十二月末の大転送魔法陣の便でやってきたわたし達は、なんだかんだ一月いっぱい、王都に滞在していた。
しかし、わたし達は領主一家なのだ。そろそろ自領に戻らなければならない。
大転送魔法陣が起動するその三日前、わたし達は最後のお別れに、イーゼル殿下の子ども部屋を一家で訪れた。
「今日がイーゼルのところに行く最後の日なの?」
「そうよ。落ち着いてお話ができるといいんだけれど……」
このところ、イーゼル殿下の子ども部屋には、ひっきりなしに貴族の子ども達がやってきているらしい。
今までは母不明の黒髪王子ということで避けられがちだったのだけれども、この度英雄となった彼は、玉座へ一直線間違いなしということで、貴族的モテ期に突入しているそうだ。
人というのは、現金なものである。
(もしかしたら、ほんのちょっと顔を見るだけで終わってしまうかも……?)
しかし、その懸念は杞憂に終わった。
今日はわたし達とのお別れの日なので、イーゼル殿下はわざわざ人払いをしておいてくれたのだ。

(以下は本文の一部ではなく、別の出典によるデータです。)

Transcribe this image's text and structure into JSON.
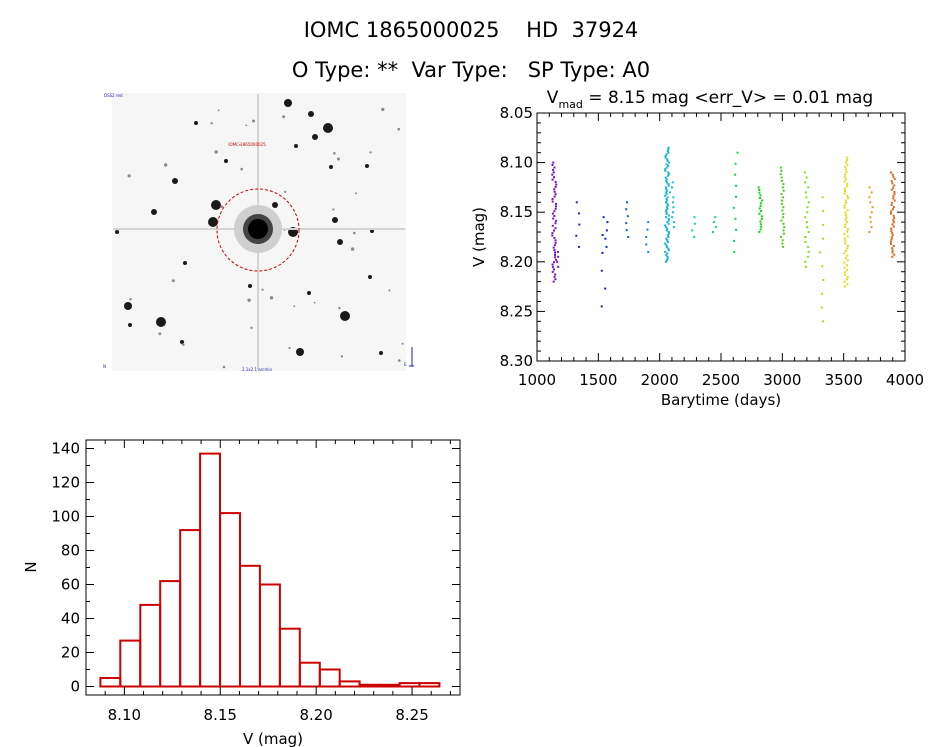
{
  "header": {
    "line1": "IOMC 1865000025    HD  37924",
    "line2": "O Type: **  Var Type:   SP Type: A0"
  },
  "image_panel": {
    "label_top_left": "DSS2 red",
    "label_center": "IOMC 1865000025",
    "label_bottom_left": "N",
    "label_bottom_center": "2.1x2.1 arcmin",
    "label_bottom_right": "E",
    "circle_color": "#cc0000"
  },
  "chart_data": [
    {
      "type": "scatter",
      "title_main": "V",
      "title_sub": "mad",
      "title_rest": " = 8.15 mag <err_V> = 0.01 mag",
      "xlabel": "Barytime (days)",
      "ylabel": "V (mag)",
      "xlim": [
        1000,
        4000
      ],
      "ylim": [
        8.3,
        8.05
      ],
      "xticks": [
        "1000",
        "1500",
        "2000",
        "2500",
        "3000",
        "3500",
        "4000"
      ],
      "yticks": [
        "8.05",
        "8.10",
        "8.15",
        "8.20",
        "8.25",
        "8.30"
      ],
      "color_scale": "time (purple → blue → cyan → green → yellow → orange)",
      "groups": [
        {
          "x": 1140,
          "count": 50,
          "ymin": 8.1,
          "ymax": 8.22
        },
        {
          "x": 1180,
          "count": 4,
          "ymin": 8.19,
          "ymax": 8.205
        },
        {
          "x": 1330,
          "count": 5,
          "ymin": 8.14,
          "ymax": 8.185
        },
        {
          "x": 1540,
          "count": 6,
          "ymin": 8.155,
          "ymax": 8.245
        },
        {
          "x": 1560,
          "count": 4,
          "ymin": 8.16,
          "ymax": 8.185
        },
        {
          "x": 1740,
          "count": 6,
          "ymin": 8.14,
          "ymax": 8.175
        },
        {
          "x": 1900,
          "count": 5,
          "ymin": 8.16,
          "ymax": 8.19
        },
        {
          "x": 2060,
          "count": 70,
          "ymin": 8.085,
          "ymax": 8.2
        },
        {
          "x": 2100,
          "count": 10,
          "ymin": 8.12,
          "ymax": 8.165
        },
        {
          "x": 2280,
          "count": 4,
          "ymin": 8.155,
          "ymax": 8.175
        },
        {
          "x": 2450,
          "count": 4,
          "ymin": 8.155,
          "ymax": 8.17
        },
        {
          "x": 2620,
          "count": 10,
          "ymin": 8.09,
          "ymax": 8.19
        },
        {
          "x": 2820,
          "count": 18,
          "ymin": 8.125,
          "ymax": 8.17
        },
        {
          "x": 3000,
          "count": 25,
          "ymin": 8.105,
          "ymax": 8.185
        },
        {
          "x": 3200,
          "count": 20,
          "ymin": 8.11,
          "ymax": 8.205
        },
        {
          "x": 3320,
          "count": 10,
          "ymin": 8.135,
          "ymax": 8.26
        },
        {
          "x": 3520,
          "count": 55,
          "ymin": 8.095,
          "ymax": 8.225
        },
        {
          "x": 3720,
          "count": 10,
          "ymin": 8.125,
          "ymax": 8.17
        },
        {
          "x": 3900,
          "count": 40,
          "ymin": 8.11,
          "ymax": 8.195
        }
      ]
    },
    {
      "type": "bar",
      "subtype": "histogram",
      "xlabel": "V (mag)",
      "ylabel": "N",
      "xlim": [
        8.08,
        8.275
      ],
      "ylim": [
        -5,
        145
      ],
      "xticks": [
        "8.10",
        "8.15",
        "8.20",
        "8.25"
      ],
      "yticks": [
        "0",
        "20",
        "40",
        "60",
        "80",
        "100",
        "120",
        "140"
      ],
      "bin_start": 8.0875,
      "bin_width": 0.0104,
      "values": [
        5,
        27,
        48,
        62,
        92,
        137,
        102,
        71,
        60,
        34,
        14,
        10,
        3,
        1,
        1,
        2,
        2
      ],
      "bar_color": "#cc0000"
    }
  ]
}
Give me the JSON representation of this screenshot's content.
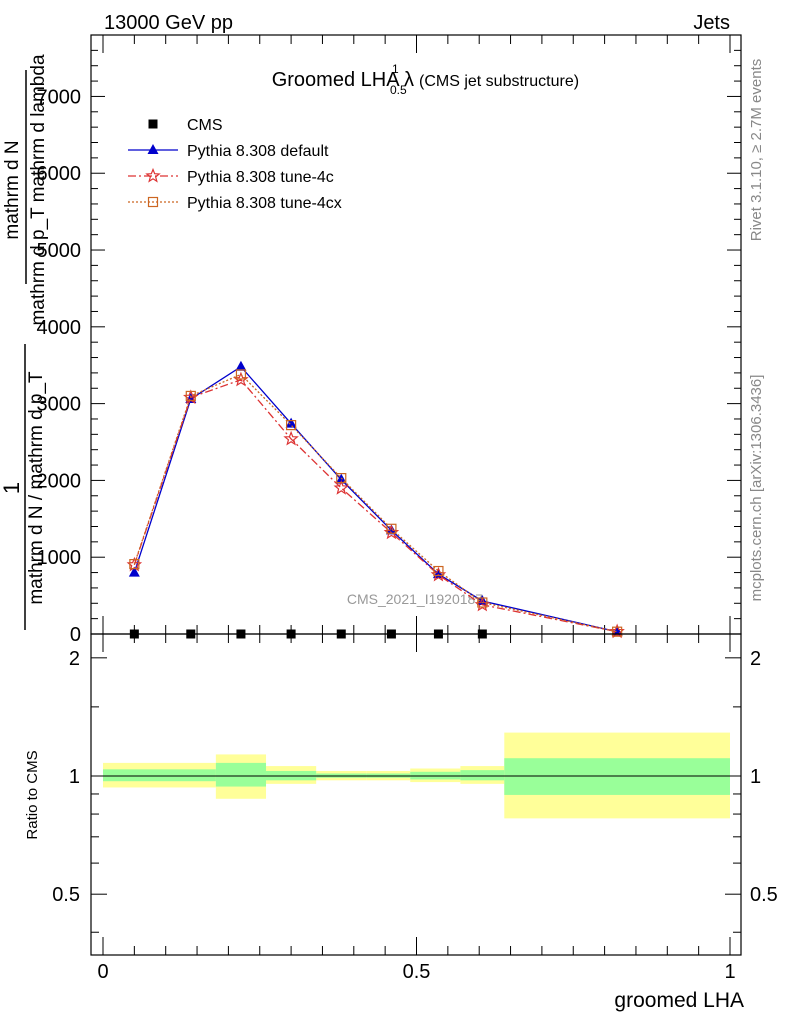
{
  "header": {
    "left": "13000 GeV pp",
    "right": "Jets"
  },
  "side_labels": {
    "rivet": "Rivet 3.1.10, ≥ 2.7M events",
    "mcplots": "mcplots.cern.ch [arXiv:1306.3436]"
  },
  "watermark": "CMS_2021_I1920187",
  "chart_data": [
    {
      "type": "line",
      "title": "Groomed LHA λ",
      "title_sup": "1",
      "title_sub": "0.5",
      "title_suffix": "(CMS jet substructure)",
      "ylabel_lines": [
        "1",
        "mathrm d N / mathrm d p_T",
        "mathrm d N",
        "mathrm d p_T mathrm d lambda"
      ],
      "ylabel_note": "Y-axis label is rendered stacked and partially overlapping in the original image.",
      "ylim": [
        0,
        7800
      ],
      "xlim": [
        -0.02,
        1.02
      ],
      "yticks": [
        0,
        1000,
        2000,
        3000,
        4000,
        5000,
        6000,
        7000
      ],
      "ytick_labels": [
        "0",
        "1000",
        "2000",
        "3000",
        "4000",
        "5000",
        "6000",
        "7000"
      ],
      "legend_position": "top-left",
      "legend": [
        "CMS",
        "Pythia 8.308 default",
        "Pythia 8.308 tune-4c",
        "Pythia 8.308 tune-4cx"
      ],
      "series": [
        {
          "name": "CMS",
          "marker": "square",
          "color": "#000000",
          "x": [
            0.05,
            0.14,
            0.22,
            0.3,
            0.38,
            0.46,
            0.535,
            0.605
          ],
          "y": [
            0,
            0,
            0,
            0,
            0,
            0,
            0,
            0
          ]
        },
        {
          "name": "Pythia 8.308 default",
          "marker": "triangle",
          "line": "solid",
          "color": "#0000cc",
          "x": [
            0.05,
            0.14,
            0.22,
            0.3,
            0.38,
            0.46,
            0.535,
            0.605,
            0.82
          ],
          "y": [
            800,
            3060,
            3480,
            2740,
            2010,
            1350,
            780,
            430,
            30
          ]
        },
        {
          "name": "Pythia 8.308 tune-4c",
          "marker": "star",
          "line": "dashdot",
          "color": "#dd3333",
          "x": [
            0.05,
            0.14,
            0.22,
            0.3,
            0.38,
            0.46,
            0.535,
            0.605,
            0.82
          ],
          "y": [
            900,
            3080,
            3310,
            2540,
            1900,
            1320,
            770,
            380,
            30
          ]
        },
        {
          "name": "Pythia 8.308 tune-4cx",
          "marker": "open-square",
          "line": "dotted",
          "color": "#cc6622",
          "x": [
            0.05,
            0.14,
            0.22,
            0.3,
            0.38,
            0.46,
            0.535,
            0.605,
            0.82
          ],
          "y": [
            910,
            3100,
            3380,
            2720,
            2030,
            1370,
            820,
            410,
            30
          ]
        }
      ]
    },
    {
      "type": "area",
      "ylabel": "Ratio to CMS",
      "xlabel": "groomed LHA",
      "ylim": [
        0.35,
        2.3
      ],
      "yscale": "log",
      "xlim": [
        -0.02,
        1.02
      ],
      "yticks": [
        0.5,
        1,
        2
      ],
      "ytick_labels": [
        "0.5",
        "1",
        "2"
      ],
      "xticks": [
        0,
        0.5,
        1
      ],
      "xtick_labels": [
        "0",
        "0.5",
        "1"
      ],
      "reference_line": 1,
      "band_colors": {
        "inner": "#99ff99",
        "outer": "#ffff99"
      },
      "bins": [
        {
          "x0": 0.0,
          "x1": 0.18,
          "inner": [
            0.97,
            1.04
          ],
          "outer": [
            0.935,
            1.08
          ]
        },
        {
          "x0": 0.18,
          "x1": 0.26,
          "inner": [
            0.94,
            1.08
          ],
          "outer": [
            0.875,
            1.135
          ]
        },
        {
          "x0": 0.26,
          "x1": 0.34,
          "inner": [
            0.975,
            1.03
          ],
          "outer": [
            0.955,
            1.06
          ]
        },
        {
          "x0": 0.34,
          "x1": 0.42,
          "inner": [
            0.99,
            1.015
          ],
          "outer": [
            0.975,
            1.03
          ]
        },
        {
          "x0": 0.42,
          "x1": 0.49,
          "inner": [
            0.99,
            1.015
          ],
          "outer": [
            0.975,
            1.03
          ]
        },
        {
          "x0": 0.49,
          "x1": 0.57,
          "inner": [
            0.98,
            1.025
          ],
          "outer": [
            0.965,
            1.045
          ]
        },
        {
          "x0": 0.57,
          "x1": 0.64,
          "inner": [
            0.975,
            1.035
          ],
          "outer": [
            0.955,
            1.06
          ]
        },
        {
          "x0": 0.64,
          "x1": 1.0,
          "inner": [
            0.895,
            1.11
          ],
          "outer": [
            0.78,
            1.29
          ]
        }
      ]
    }
  ]
}
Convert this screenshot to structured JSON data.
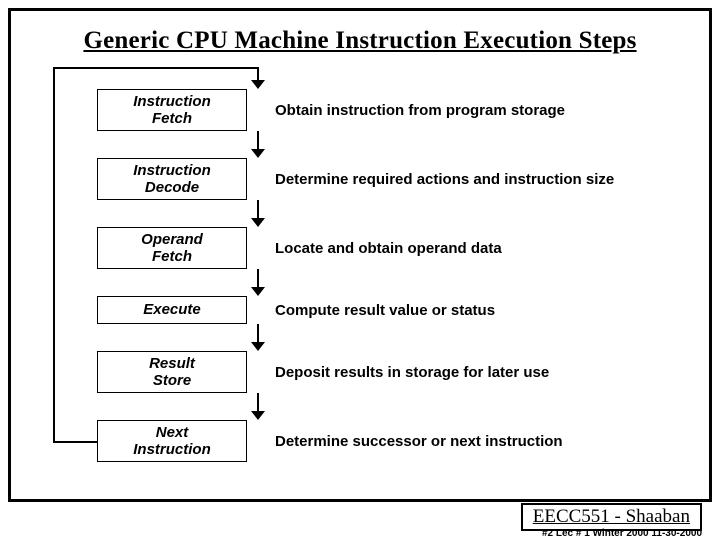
{
  "title": "Generic CPU Machine Instruction Execution Steps",
  "steps": [
    {
      "label": "Instruction\nFetch",
      "desc": "Obtain instruction from program storage",
      "lines": 2
    },
    {
      "label": "Instruction\nDecode",
      "desc": "Determine required actions and instruction size",
      "lines": 2
    },
    {
      "label": "Operand\nFetch",
      "desc": "Locate and obtain operand data",
      "lines": 2
    },
    {
      "label": "Execute",
      "desc": "Compute result value or status",
      "lines": 1
    },
    {
      "label": "Result\nStore",
      "desc": "Deposit results in storage for later use",
      "lines": 2
    },
    {
      "label": "Next\nInstruction",
      "desc": "Determine successor or next instruction",
      "lines": 2
    }
  ],
  "layout": {
    "row_gap": 27,
    "box_h_single": 28,
    "box_h_double": 42
  },
  "colors": {
    "border": "#000000",
    "background": "#ffffff",
    "text": "#000000"
  },
  "footer": {
    "course": "EECC551 - Shaaban",
    "meta": "#2   Lec # 1  Winter 2000   11-30-2000"
  }
}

もちろんウィリアム王太子殿下とスザンヌ様も一緒である。
この一ヶ月、とてもお世話になったので、最後にゆっくり挨拶ができそうで本当によかった。
そう、呑気に喜んでいたところで、爆弾が投下された。
「リーディア、話があるんだ」
「うん?」
「僕と婚約してほしい」
「ゲッホゴホゴホゴホ」
「ママァー!?」
可愛い王子の急な申し込みに、リカルドは目を剥き、わたしは飲んでいた紅茶で溺れ死ぬかと思った。
わたしの呼吸が落ち着いたところで、会話の再開である。
「そのね、マリアさん。もちろんね、エドワード義叔父様から、リキュール伯爵家に婚約の話は強要しないよう、ちゃんと言われているのよ」
「だから、私達も、強要するつもりはないんだ。ただ、人の想いは止められないものだし、リーディア嬢が頷いてくれるなら、話は別というか」
「そのね、私達が、マリアさん達のことを大好きすぎるだけなんだけどね、一度は聞いておきたくて……」
王太子一家の全力の好意がまぶしすぎる。
どうしよう。
わたしとリカルドで太刀打ちできる気がしない!
わたし達夫婦がおそるおそる愛娘を見ると、小さくとも気高い伯爵令嬢は、キリリとした顔つき――傍目には、もちもちほっぺが柔らかい、愛らしいお顔立ち――で、黒髪王子に尋ねた。
「婚約ってなぁに?」
「ずっと一緒にいるって約束することだ」
「なら、リーはもう婚約してるよ」
「「「「!?」」」」
目を剥く黒髪王子と大人達に、銀色伯爵令嬢は、威風堂々たるヒトデポーズでふふんと微笑む。
「あのキースってやつか!?」
「ううん?」
「じゃあ、ディエゴってやつか!」
「ディエゴは、エリーちゃんの好きな人なの」
「!? じゃ、じゃあリーディアは一体、誰と婚約してるんだ!」
さらりと翻る銀髪。
キュルリと動く愛らしい紫色の瞳。
幼い伯爵令嬢は、衆目の中、自信満々に答えを告げた。
「リーはね、ママと婚約してるの。一年だけじゃなくて、ずっと一緒だって、約束したの。素敵な伯爵令嬢のリーが、自分で選んで捕まえたの!」
自慢げに胸を張る彼女は、やはり最強のスナイパーなのだ。
彼女の前では、絆は与えられるものではない。
自らの手で勝ち取っていくものなのである。
わたしが思わず彼女に抱きつくと、幼い銀色スナイパーは、いつもと同じように、嬉しそうに微笑んでくれる。
「ママもリーが大好きよ!」
「リーも、ママが大好きなの!」
それを横で見ていたリカルドは、涙目のイーゼル殿下に苦笑しながら、残念そうにしている王太子夫婦に告げる。
「娘の婚約は、まだ早いようです」
ママが一番のうちは、娘を嫁にやることなんて、到底できないのである。